Asus convertible's a lot of machine
ASUS is taking on the Lenovo Yoga with its new series of affordable Windows 8.1 convertibles.
The writer checks out the 13.3-inch version of the Flip, which will be available this month.
The device is too heavy for a convertible, but it could make a decent mainstream notebook.
While the keys are comfortably spaced, this island-style keyboard feels mushy, similar to the ones found on many thin and light laptops. The touchpad is large enough for multi-touch gestures and seems responsive.
The keyboard is automatically disabled when you flip the screen back, so you will not accidentally hit any key when using the device as a tablet.

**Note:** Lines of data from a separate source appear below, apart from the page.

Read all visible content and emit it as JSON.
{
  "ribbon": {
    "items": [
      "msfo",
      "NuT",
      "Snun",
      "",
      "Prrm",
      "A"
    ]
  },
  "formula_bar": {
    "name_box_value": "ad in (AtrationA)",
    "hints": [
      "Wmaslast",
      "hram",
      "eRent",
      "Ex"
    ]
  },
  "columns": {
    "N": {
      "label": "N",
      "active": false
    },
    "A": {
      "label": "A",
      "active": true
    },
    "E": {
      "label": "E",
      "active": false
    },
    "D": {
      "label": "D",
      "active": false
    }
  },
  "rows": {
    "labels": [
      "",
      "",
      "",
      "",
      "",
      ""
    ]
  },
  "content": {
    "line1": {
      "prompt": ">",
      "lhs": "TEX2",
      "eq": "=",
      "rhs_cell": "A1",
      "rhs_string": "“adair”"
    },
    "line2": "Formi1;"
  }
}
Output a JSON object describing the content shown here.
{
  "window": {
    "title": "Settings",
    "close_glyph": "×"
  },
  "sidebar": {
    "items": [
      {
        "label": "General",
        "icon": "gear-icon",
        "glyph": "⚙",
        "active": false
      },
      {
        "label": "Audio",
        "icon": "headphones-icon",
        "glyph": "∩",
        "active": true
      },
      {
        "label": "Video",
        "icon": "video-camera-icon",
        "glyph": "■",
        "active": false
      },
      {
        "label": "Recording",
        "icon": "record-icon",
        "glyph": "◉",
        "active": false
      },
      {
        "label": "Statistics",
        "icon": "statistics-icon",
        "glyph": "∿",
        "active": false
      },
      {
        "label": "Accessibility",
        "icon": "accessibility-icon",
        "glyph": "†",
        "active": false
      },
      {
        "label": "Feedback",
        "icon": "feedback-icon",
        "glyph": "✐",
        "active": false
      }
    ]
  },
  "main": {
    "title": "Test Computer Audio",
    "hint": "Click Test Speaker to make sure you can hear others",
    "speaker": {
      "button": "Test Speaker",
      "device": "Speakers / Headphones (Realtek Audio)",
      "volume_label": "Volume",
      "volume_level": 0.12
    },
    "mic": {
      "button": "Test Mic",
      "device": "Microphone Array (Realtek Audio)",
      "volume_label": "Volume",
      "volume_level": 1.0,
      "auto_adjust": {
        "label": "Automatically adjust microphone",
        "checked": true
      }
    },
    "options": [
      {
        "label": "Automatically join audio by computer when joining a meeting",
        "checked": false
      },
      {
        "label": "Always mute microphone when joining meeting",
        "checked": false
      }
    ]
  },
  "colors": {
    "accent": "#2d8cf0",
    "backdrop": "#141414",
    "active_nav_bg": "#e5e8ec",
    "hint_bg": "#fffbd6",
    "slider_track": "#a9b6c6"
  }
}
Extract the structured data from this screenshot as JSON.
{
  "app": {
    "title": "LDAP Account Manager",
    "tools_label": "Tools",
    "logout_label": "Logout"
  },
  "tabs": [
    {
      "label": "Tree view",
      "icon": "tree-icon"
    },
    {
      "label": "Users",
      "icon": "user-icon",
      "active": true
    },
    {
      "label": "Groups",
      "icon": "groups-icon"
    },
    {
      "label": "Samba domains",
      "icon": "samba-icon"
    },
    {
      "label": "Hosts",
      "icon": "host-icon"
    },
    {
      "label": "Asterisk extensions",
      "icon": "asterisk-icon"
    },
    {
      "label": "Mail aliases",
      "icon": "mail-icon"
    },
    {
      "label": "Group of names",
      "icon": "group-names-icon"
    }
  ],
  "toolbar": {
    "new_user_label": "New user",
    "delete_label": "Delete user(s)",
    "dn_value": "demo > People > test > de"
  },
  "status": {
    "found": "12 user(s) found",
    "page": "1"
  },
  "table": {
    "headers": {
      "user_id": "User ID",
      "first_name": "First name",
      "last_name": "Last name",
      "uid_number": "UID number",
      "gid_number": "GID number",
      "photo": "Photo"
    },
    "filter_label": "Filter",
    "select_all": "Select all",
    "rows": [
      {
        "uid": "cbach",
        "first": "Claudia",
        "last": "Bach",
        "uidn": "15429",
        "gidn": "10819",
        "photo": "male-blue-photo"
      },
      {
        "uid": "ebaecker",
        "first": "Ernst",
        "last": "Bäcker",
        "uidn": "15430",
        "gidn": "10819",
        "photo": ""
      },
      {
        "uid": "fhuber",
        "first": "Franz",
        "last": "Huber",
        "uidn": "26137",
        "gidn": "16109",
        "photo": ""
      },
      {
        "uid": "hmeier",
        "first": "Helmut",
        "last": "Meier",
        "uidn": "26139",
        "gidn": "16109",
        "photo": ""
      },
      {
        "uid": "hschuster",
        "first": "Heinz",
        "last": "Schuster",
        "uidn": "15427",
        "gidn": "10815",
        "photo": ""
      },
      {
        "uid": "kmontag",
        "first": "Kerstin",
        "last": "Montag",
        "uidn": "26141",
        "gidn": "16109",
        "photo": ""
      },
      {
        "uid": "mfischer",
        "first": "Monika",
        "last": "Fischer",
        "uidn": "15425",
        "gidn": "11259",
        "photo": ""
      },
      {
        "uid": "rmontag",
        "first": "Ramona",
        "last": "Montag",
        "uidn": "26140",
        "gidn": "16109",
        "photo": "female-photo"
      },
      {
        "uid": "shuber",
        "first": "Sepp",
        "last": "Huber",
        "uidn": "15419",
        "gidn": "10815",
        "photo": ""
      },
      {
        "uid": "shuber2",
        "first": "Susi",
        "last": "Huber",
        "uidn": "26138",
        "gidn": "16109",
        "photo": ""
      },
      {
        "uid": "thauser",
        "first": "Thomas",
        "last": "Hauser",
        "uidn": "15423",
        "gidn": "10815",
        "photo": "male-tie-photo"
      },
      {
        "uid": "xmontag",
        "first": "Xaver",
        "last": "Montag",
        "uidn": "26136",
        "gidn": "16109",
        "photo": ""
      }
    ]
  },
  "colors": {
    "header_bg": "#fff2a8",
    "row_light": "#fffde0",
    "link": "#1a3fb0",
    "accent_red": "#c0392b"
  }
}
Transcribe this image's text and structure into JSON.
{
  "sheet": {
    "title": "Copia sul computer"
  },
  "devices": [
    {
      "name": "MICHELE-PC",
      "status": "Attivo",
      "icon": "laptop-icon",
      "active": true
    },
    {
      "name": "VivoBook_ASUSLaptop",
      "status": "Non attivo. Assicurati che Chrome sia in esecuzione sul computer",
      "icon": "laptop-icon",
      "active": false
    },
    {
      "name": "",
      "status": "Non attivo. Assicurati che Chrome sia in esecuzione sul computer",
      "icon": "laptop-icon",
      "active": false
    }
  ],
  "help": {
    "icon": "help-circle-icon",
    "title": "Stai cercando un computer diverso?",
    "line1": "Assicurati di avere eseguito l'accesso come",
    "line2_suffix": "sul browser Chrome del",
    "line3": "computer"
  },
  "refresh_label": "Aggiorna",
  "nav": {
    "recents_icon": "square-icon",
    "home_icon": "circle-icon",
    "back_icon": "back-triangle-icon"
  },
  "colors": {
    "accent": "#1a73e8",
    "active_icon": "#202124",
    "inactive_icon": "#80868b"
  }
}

The Flip's mostly aluminium chassis feels very solid. The silver finish on the inside reminds me of the Apple MacBook Pro, which also has rounded corners and an island-style keyboard.
A flexible hinge allows the screen to rotate, turning the laptop into a tablet. But at around 1.8kg, this convertible is more than twice the weight of a typical slate. Imagine how heavy the 14-inch and 15.6-inch models could turn out.
A fourth-generation Intel Core i7 chip powers this convertible. It also packs graphics hardware decent enough to play casual and older games. This pre-production unit has 8GB of RAM.
This IPS touchscreen has good viewing angles and 1,920 x 1,080 pixel resolution. But the display is fairly reflective and wobbles too much when used as a touchscreen.
It is commendable that the Flip comes with fast solid-state storage. However, its 128GB capacity is probably too small for some users. To supplement this, Asus is offering 16GB of its cloud storage service.
The Flip has one USB 2.0 and two USB 3.0 ports. It can be connected to an external display via HDMI. It also has an SD card reader.
On its left edge is the volume rocker and power button.
Interestingly, Asus has included a button that appears to mimic the Windows logo key. That should come in handy when the device is in tablet mode.